Agriculture Minister Dr Leslie Ramsammy yesterday assured that the Enmore Packaging Plant has overcome start-up problems, although production at the facility is still well below capacity at 10,000 tonnes of sugar with just over two months remaining for the year.
During a tour of the East Coast Demerara facility yesterday afternoon, Ramsammy said that the factory has moved past the teething problems it had experienced after its commissioning in May, 2011.
He said that Surendra Engineering, the Indian company that built the factory, has completed its contract with the Guyana Sugar Corpora-tion (GuySuCo) since the defects liability period in theagreement between the two parties came to an end last month.

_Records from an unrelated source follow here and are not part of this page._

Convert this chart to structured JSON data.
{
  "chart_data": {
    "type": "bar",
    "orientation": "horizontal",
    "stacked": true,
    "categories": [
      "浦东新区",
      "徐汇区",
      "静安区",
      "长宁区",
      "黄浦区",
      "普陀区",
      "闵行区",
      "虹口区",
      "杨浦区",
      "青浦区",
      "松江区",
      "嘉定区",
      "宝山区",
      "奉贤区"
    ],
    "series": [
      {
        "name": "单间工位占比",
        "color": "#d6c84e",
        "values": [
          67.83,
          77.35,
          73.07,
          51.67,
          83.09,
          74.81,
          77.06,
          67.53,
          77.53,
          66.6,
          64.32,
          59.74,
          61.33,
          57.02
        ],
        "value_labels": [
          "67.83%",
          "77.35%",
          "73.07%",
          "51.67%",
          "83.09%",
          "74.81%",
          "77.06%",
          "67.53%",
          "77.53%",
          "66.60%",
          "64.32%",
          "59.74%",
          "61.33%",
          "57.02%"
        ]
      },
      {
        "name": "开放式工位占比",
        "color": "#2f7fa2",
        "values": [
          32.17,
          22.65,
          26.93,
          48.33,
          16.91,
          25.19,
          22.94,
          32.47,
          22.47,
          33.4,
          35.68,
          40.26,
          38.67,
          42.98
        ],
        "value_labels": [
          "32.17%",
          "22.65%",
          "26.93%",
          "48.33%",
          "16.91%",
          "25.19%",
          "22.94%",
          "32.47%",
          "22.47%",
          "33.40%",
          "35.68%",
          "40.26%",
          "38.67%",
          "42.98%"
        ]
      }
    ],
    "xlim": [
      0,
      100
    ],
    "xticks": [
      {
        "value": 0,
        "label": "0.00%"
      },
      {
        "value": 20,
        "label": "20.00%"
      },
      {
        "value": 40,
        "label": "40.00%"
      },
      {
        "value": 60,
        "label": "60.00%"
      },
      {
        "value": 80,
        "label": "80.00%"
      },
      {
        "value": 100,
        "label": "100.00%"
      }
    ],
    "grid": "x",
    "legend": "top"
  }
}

Ramsammy added that he had been assured by GuySuCo that the plant is working up to scratch. ”There were problems like any factory… you will see that at new sugar factory, packaging plants… it takes up to five to eight years to reach its capacity… so it shouldn’t shock anybody,” Ramsammy said.
The factory achieved ISO certification last year and an audit was done recently to ensure that the weight and batch codes are intact. Sugar is also packaged at the Blairmont factory in Berbice.

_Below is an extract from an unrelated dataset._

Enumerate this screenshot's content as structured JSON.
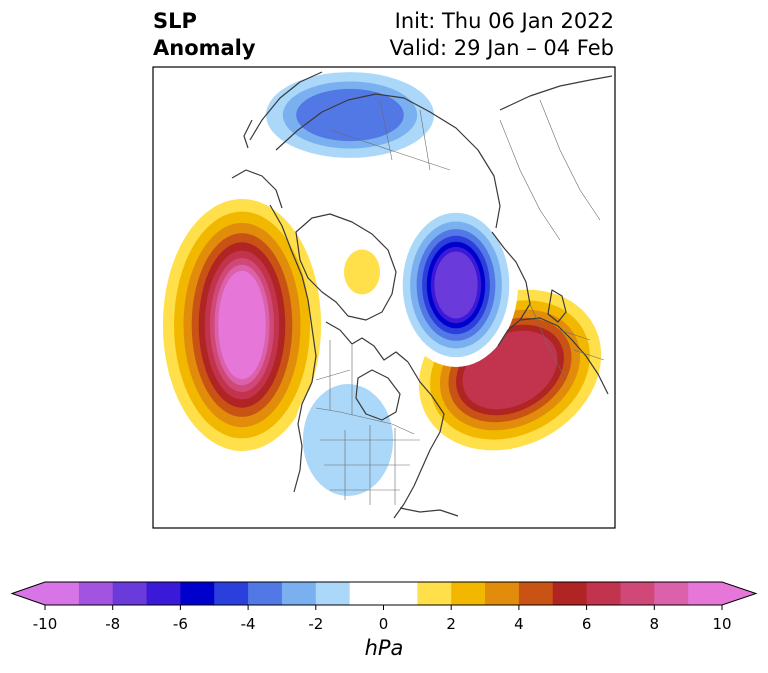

Ramsammy told the media that the Enmore plant is working to expectations, adding that the plant was designed to produce approximately 40,000 tonnes annually. According to him, it can be expanded to double that amount and the machinery is at the facility for further expansion. He said, however, that when it was constructed it was never stated that it would package sugar at its full capacity. Packaging amounts near to 40,000 tonnes would require improved sugar output by GuySuCo.
Ramsammy explained that the excess sugar after the company’s bulk obligations is sent for packaging at the Enmore facility, noting that there are also contractual arrangements for packaged sugar, most of which goes to the Caricom market.

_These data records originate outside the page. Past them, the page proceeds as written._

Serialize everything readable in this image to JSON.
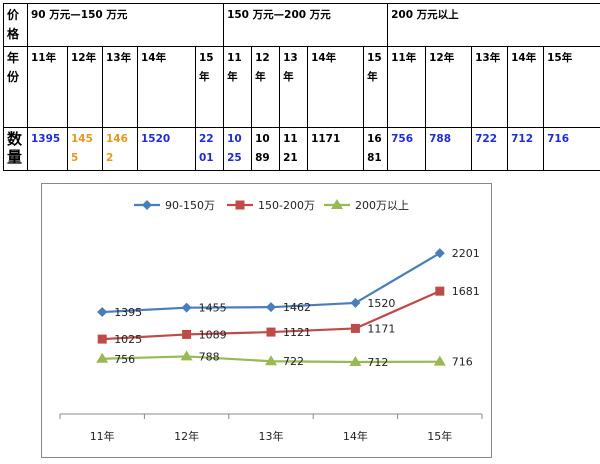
{
  "table": {
    "price_head": "价格",
    "year_head": "年份",
    "qty_head": "数量",
    "groups": [
      {
        "label": "90 万元—150 万元"
      },
      {
        "label": "150 万元—200 万元"
      },
      {
        "label": "200 万元以上"
      }
    ],
    "years": [
      "11年",
      "12年",
      "13年",
      "14年",
      "15年",
      "11年",
      "12年",
      "13年",
      "14年",
      "15年",
      "11年",
      "12年",
      "13年",
      "14年",
      "15年"
    ],
    "quantities": [
      {
        "text": "1395",
        "color": "#1f2bd6"
      },
      {
        "text": "1455",
        "color": "#e8961e"
      },
      {
        "text": "1462",
        "color": "#e8961e"
      },
      {
        "text": "1520",
        "color": "#1f2bd6"
      },
      {
        "text": "2201",
        "color": "#1f2bd6"
      },
      {
        "text": "1025",
        "color": "#1f2bd6"
      },
      {
        "text": "1089",
        "color": "#000000"
      },
      {
        "text": "1121",
        "color": "#000000"
      },
      {
        "text": "1171",
        "color": "#000000"
      },
      {
        "text": "1681",
        "color": "#000000"
      },
      {
        "text": "756",
        "color": "#1f2bd6"
      },
      {
        "text": "788",
        "color": "#1f2bd6"
      },
      {
        "text": "722",
        "color": "#1f2bd6"
      },
      {
        "text": "712",
        "color": "#1f2bd6"
      },
      {
        "text": "716",
        "color": "#1f2bd6"
      }
    ]
  },
  "chart_data": {
    "type": "line",
    "x": [
      "11年",
      "12年",
      "13年",
      "14年",
      "15年"
    ],
    "ylim": [
      0,
      2600
    ],
    "grid": false,
    "legend_position": "top",
    "series": [
      {
        "name": "90-150万",
        "values": [
          1395,
          1455,
          1462,
          1520,
          2201
        ],
        "color": "#4a7ebb",
        "marker": "diamond"
      },
      {
        "name": "150-200万",
        "values": [
          1025,
          1089,
          1121,
          1171,
          1681
        ],
        "color": "#be4b48",
        "marker": "square"
      },
      {
        "name": "200万以上",
        "values": [
          756,
          788,
          722,
          712,
          716
        ],
        "color": "#98b954",
        "marker": "triangle"
      }
    ]
  }
}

Ramsammy said that when the factory started to operate in 2011, sugar was actually being packaged at the end of the second crop for that year, adding that approximately 3,000 tonnes of sugar was packaged at the time.
He said that, interestingly, the plant’s labour force is dominated by women. ”I suspect that some of the higher level jobs will be taken over by the females,” he added.
As regards labour shortfalls, the minister stated that this remains one of the greatest constraints of the industry as well as other sectors. He said that on Thursday morning he met with cash crop farmers who complained of labour problems and he noted that rice farmers have voiced similar concerns. He said that the contracting firms across the country are also experiencing problems sourcing persons to fill labour positions within their companies.
Ramsammy posited that for the technical jobs, there are over 3,000 excavators operating in the hinterland for mining purposes and because of the high salaries there, there is a migration of technically skilled persons there.
“It means therefore that the mechanisation of the industry is an imperative…Enmore is already at about 62% where the fields and all of its operations are done mechanically,” he noted, adding that works are being undertaken to construct two mechanical cane harvesters for the factory. Two functions of the two pieces of equipment are equivalent to the work of 120 workers. He noted too that a dumper worth US$1M is being sourced for the factory and will replace aspects of the factory currently in operation. The foundation works are currently being laid for the equipment.
Demerara Brown
Meanwhile, GuySuCo is currently exporting a new brand of sugar called “Demerara Brown,” a fine quality packaged twin to the “Demerara Gold” brand. The new packaged product is expected to hit the local market soon, as the corporation continues to employ innovative methods to add value to its products.
According to Ramsammy, the product is well received in the neighbouring Twin-Island Republic.
The Enmore packaging plant, which was built at a cost of US$12.5M, was unveiled in 2011 by the then Jagdeo administration as a major boost to the sugar industry which has been struggling with production and finances in the past few years.
The corporation has been hit by numerous periods of industrial action, mainly on the East Demerara Estates and moves have been made to cushion the effects of such actions by mechanisation. A shortage of cane harvesters, many of whom have turned to other forms of employment as well as wet weather patterns have also impacted negatively on the industry.